Back in the day I found the name “cyberpunk” utterly cringeworthy. But William Gibson’s sprawl trilogy did do what punk did, which was to aesthetically critique socio-economic conditions through art. Gibson’s Reagonomic future seen through the eyes of those that it chews up and spits out is in its attitude recognisably punk.
Colourful Aesthetic Resistance Not Dreary Doctrinal Compliance
Steampunk has a BBC4-documentary bourgeois tweeness to it, but it’s important that the neccessary corrective to this doesn’t go too far in the other direction. Steampunk isnot and cannot be pre-or anti-industrial without becoming aesthetically and politically incoherent. Luddism is not the model. Rather in steampunk the technology of industry has gone out into society rather than sucking society into it. It adorns the individual rather than the individual adorning it. It is in the mapping from this fantasy to our peak oil techno-social reality that Steampunk’s critical value lies. Trying to make it more literally and doctirnally political would destroy that criticality.
Touched By The Hand Of…
Steampunk is a natural complement to Goth. Both are an ironic romantic stance using the aesthetic resources of historic iconography, whether haunted castles or satanic mills. Both involve dressing up and acting out without taking yourself too seriously. And both are an aesthetic resistance to the totalising schemes of society and its opponents. Like Adorno’s critical autonomy of art, youth culture is critical to the extent that it is not literally political. Goth and Steampunk exemplify this.

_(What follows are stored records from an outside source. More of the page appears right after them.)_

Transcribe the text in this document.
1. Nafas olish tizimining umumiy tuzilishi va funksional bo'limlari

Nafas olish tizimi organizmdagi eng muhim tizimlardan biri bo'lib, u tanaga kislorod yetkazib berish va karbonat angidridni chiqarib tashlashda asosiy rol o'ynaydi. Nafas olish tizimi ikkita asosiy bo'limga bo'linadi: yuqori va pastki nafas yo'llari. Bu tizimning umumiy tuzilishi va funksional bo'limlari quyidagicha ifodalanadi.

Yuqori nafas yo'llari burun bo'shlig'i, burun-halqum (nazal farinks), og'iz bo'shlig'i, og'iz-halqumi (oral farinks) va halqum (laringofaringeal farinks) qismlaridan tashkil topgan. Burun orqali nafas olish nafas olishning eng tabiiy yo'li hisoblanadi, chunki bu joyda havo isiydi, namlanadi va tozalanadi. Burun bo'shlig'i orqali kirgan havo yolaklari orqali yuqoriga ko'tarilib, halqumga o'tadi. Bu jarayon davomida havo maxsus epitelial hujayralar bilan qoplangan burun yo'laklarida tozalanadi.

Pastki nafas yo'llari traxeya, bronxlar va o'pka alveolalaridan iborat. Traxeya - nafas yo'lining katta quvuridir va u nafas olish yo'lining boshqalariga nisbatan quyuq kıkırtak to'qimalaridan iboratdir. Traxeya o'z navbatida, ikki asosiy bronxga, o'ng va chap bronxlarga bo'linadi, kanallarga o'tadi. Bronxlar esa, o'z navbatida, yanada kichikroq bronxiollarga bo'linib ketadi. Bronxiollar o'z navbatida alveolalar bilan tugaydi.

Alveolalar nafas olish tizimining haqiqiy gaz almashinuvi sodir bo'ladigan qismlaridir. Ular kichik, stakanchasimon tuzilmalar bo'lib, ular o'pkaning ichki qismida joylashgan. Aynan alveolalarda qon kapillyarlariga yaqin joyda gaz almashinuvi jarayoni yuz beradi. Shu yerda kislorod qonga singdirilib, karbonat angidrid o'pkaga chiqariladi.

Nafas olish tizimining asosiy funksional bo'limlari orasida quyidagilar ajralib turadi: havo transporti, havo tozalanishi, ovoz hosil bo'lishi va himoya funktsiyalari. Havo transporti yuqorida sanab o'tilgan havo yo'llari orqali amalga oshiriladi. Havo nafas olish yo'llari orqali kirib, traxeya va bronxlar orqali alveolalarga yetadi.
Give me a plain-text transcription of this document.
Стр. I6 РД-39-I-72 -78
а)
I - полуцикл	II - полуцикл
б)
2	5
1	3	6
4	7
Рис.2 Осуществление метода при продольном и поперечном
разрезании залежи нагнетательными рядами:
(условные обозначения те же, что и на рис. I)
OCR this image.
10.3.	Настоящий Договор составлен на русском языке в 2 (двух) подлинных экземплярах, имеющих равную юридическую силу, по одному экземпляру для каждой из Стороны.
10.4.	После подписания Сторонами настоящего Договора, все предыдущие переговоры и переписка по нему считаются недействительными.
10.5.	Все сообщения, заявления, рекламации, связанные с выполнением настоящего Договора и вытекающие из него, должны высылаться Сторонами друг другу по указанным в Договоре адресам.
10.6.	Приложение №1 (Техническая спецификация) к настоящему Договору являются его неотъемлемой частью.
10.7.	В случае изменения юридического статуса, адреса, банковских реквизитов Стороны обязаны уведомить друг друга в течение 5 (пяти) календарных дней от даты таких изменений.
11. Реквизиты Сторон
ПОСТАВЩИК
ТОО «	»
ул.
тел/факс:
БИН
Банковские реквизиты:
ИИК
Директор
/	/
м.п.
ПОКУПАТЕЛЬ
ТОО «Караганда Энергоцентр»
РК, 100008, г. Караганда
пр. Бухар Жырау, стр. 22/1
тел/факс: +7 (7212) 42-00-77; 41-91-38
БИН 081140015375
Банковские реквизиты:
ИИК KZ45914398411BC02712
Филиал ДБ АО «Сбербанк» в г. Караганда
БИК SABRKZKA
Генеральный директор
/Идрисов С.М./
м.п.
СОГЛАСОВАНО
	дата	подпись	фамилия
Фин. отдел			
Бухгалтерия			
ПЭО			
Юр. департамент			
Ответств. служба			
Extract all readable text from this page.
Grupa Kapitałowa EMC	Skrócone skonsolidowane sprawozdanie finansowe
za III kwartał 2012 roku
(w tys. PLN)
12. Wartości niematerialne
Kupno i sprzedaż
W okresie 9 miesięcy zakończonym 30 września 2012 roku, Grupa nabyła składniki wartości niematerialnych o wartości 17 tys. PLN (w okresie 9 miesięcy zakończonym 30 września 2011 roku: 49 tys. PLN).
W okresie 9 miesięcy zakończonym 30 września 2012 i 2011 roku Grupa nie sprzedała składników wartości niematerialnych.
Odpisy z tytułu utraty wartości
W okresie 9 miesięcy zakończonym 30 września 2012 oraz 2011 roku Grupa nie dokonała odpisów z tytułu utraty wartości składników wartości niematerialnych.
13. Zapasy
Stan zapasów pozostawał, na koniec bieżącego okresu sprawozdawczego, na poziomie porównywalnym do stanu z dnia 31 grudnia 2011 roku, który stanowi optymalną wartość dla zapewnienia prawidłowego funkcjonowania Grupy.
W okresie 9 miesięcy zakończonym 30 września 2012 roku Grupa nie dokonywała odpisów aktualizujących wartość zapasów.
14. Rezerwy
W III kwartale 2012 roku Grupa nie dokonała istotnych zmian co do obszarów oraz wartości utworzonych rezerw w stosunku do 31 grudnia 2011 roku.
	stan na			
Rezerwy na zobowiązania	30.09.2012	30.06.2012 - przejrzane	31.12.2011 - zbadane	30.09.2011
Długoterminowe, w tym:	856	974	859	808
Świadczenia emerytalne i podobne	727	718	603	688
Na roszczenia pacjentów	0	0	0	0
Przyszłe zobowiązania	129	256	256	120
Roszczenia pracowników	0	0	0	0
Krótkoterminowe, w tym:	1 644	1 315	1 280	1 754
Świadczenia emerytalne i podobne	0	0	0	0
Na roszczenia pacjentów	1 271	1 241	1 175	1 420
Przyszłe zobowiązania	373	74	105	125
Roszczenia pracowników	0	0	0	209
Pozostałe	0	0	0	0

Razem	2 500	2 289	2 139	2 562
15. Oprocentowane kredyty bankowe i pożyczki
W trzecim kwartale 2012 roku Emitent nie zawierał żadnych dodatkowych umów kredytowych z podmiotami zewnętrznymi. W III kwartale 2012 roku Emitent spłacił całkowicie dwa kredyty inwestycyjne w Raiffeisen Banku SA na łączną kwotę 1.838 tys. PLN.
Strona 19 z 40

Not Verne or Stoker, but Verne and Sotker!
Beware The Seductive Aesthetics of Fascism
Some of the Dieselpunk blog posts and photos of costumes I’ve seen recently have started flirting with the aesthetics of mid-20th-century European design. One of the dangers of looking at that time and place from the outside is that people will homogenise it. Which given the division between free and totalitarian states that characterises the period would be a terrible mistake. The machinery and fashion of the fascist states were so aesthetically striking because of what they had to conceal ethically. Don’t make your boots too shiny.